On a visit this week, the store looked anything but terminal. There were lines at the checkout counter, moms and dads with their kids playing with toys and stuffed animals in the pleasantly cluttered Kids Corner, a short wait for a table in Bronte’s, racks of Vera Bradley handbags and Spring hats and cards, and lots of people quietly browsing sections like Essential Nonfiction, The Economist Recommends, Heard on NPR, It’s Not Rocket Surgery, Mark’s Barks, and Our Favorite Bios. The location is prime. The parking is free. The hours span breakfast and dinner. You want community, this is it.

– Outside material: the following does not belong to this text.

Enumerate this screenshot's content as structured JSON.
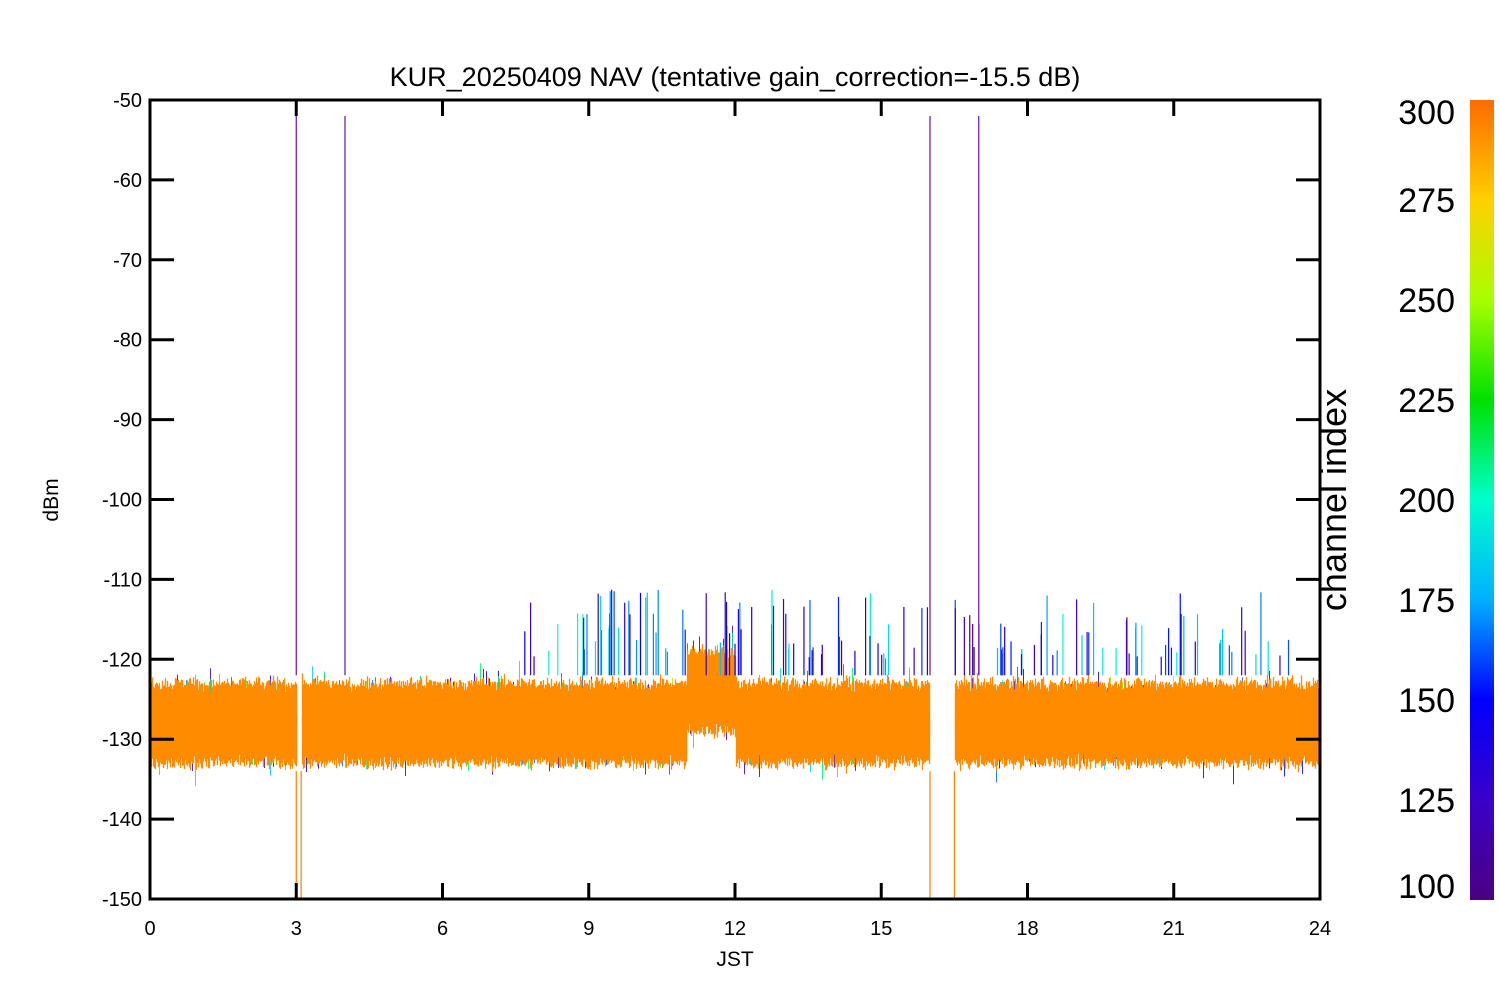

The problem for bookstores in general, of course, is technology and pricing pressure. Even Davis-Kidd’s outdoor bargain tables, crammed with last year’s top-selling hardcover books for $2.99 to $7.99, has trouble competing with new titles on Amazon for under $5, digital best-sellers for $9.99 on a Kindle e-reader, and self-published titles for 99 cents. Or, for that matter, lightly used books on sale up Poplar Avenue at the Main Library for $2.

“We’ve been successful,” said Burton. “The problems lie above us.”

Bad things happen to good people and good businesses. Several years ago I dropped my subscription to Sports Illustrated. There followed a stream of phone calls, special offers, discounts, entreaties, and surveys about what SI did wrong. SI did nothing wrong. It was me. I got old and disinterested in spectator sports.